Cosimo de’ Medici’s face was split in a broad smile; as he caught Lucrezia’s eye, he winked. Loud and cheerful as ever, he continued: “You are indeed fortunate to have the lands around the Po in the Duchy of Ferrara—an exceptionally productive part of the country, Este, exceptionally productive!”
“I have excellent men managing the area.”
“And it has been a good summer so far, too.”
Servants in bright livery appeared through several doors; they bustled around the table, took away the eels and cleared the used glass and silver, creating space along the length of the table. Guests turned towards the end of the hall expectantly, as the musicians began again. This time, their music was haunting and plaintive, and filled the room with a sweetness that Lucrezia felt sure was supposed to reflec
t the grace of the swans “swimming” along the flower-strewn table. Poor things, she thought.

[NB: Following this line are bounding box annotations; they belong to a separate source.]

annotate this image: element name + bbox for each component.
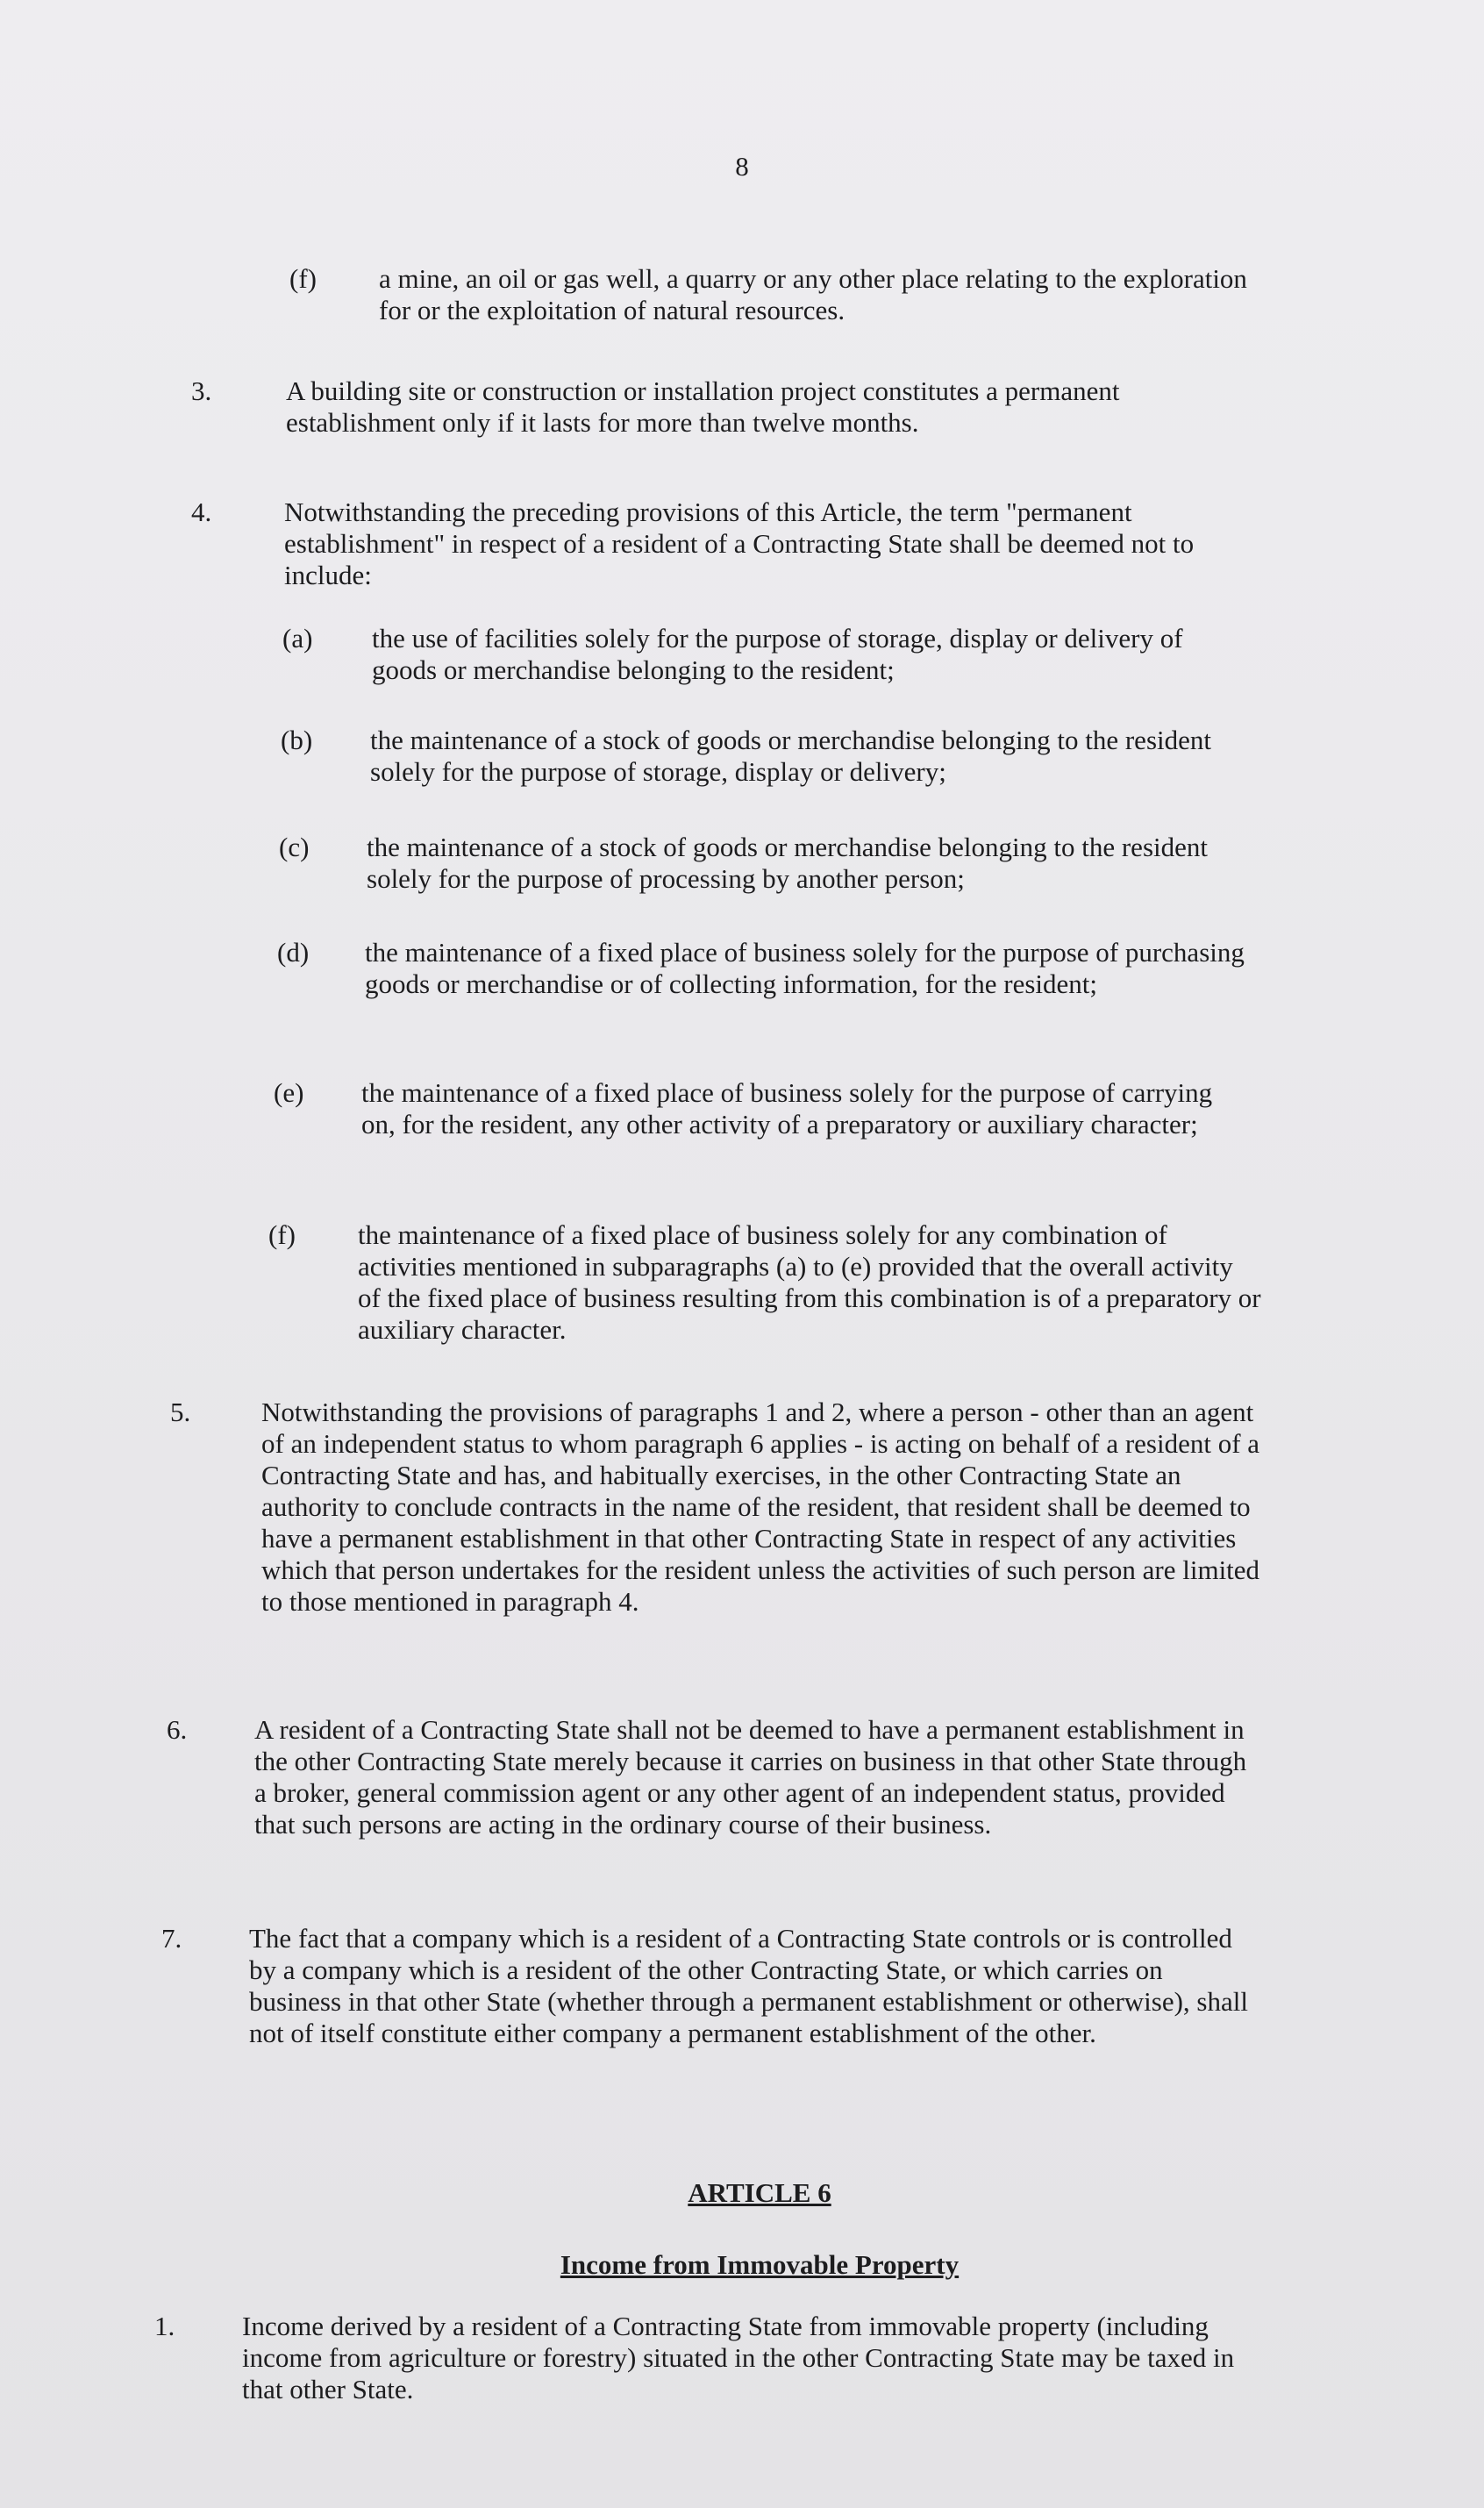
item-marker: 6. [167,1714,188,1745]
page-number: 8 [735,151,749,182]
article-6-paragraph-1 [0,2311,1484,2416]
item-marker: (c) [279,832,310,862]
item-text: the maintenance of a fixed place of business solely for the purpose of carrying on, for the resident, any other activity of a preparatory or auxiliary character; [361,1077,1213,1140]
item-marker: (d) [277,937,310,968]
paragraph-6 [0,1714,1484,1890]
item-marker: (b) [281,725,313,755]
item-text: Income derived by a resident of a Contracting State from immovable property (including income from agriculture or forestry) situated in the other Contracting State may be taxed in that other State. [242,2311,1235,2404]
item-text: A building site or construction or installation project constitutes a permanent establishment only if it lasts for more than twelve months. [286,375,1120,438]
subparagraph-f-mine [0,263,1484,351]
item-marker: (e) [274,1077,304,1108]
item-text: the maintenance of a fixed place of business solely for any combination of activities mentioned in subparagraphs (a) to (e) provided that the overall activity of the fixed place of business resulting from this combination is of a preparatory or auxiliary character. [358,1219,1261,1345]
subparagraph-a [0,623,1484,693]
item-text: Notwithstanding the provisions of paragraphs 1 and 2, where a person - other than an agent of an independent status to whom paragraph 6 applies - is acting on behalf of a resident of a Contracting State and has, and habitually exercises, in the other Contracting State an authority to conclude contracts in the name of the resident, that resident shall be deemed to have a permanent establishment in that other Contracting State in respect of any activities which that person undertakes for the resident unless the activities of such person are limited to those mentioned in paragraph 4. [261,1397,1260,1617]
item-marker: (f) [289,263,317,294]
article-heading: ARTICLE 6 [688,2177,831,2208]
subparagraph-d [0,937,1484,1042]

The guests applauded and the head carver set to work.
“His name is Girolamo Tagliente,” Lucrezia said to the duke. “He was only promoted to head carver last year, but he’s been with us since I was little, both here and back in Firenze.”
The duke was watching Tagliente and seemed, Lucrezia was pleased to see, at least a little impressed.
“He was always someone with whom we felt safe begging for titbits when we were small,” she said, and the duke smiled.
“Our head carver in Ferrara has a ferocious reputation,” he said, “though I am not entirely sure from where it sprang, originally. His temper, so I have been told repeatedly, is legendary—but I have never actually known him to lose it. As is so often the case with legend, it seems, the facts rarely live up to the fiction.”
Lucrezia said, “You would have to treat someone with great respect, though, wouldn’t you, if they had both a reputation for ferocity and an impressive skill with a knife?”
The duke laughed. “You would indeed!” he said, and his gaze slid from her eyes to her mouth and back. Her words and his appreciative laughter sounded again in her head; she caught her lip between her teeth to stop her smile becoming too broad.
“Thinking of our head carver,” the duke went on, “we entertain frequently in Ferrara. At this time of year, we often eat outside in the central courtyard. Torchlit, it can be most attractive, and if we are lucky enough to dine at a full moon, it can be quite enchanting.”
“I look forward very much to seeing the castle and its grounds, Signore.”
“And the household holds its collective breath, awaiting your arrival,” the duke said with a slow smile. Lucrezia held his gaze. He blinked slowly at her, almost lazily, and Lucrezia looked down at her hands.
There was a long pause. The silence, Lucrezia thought, bulged between them, threatening to burst like an overfilled wineskin.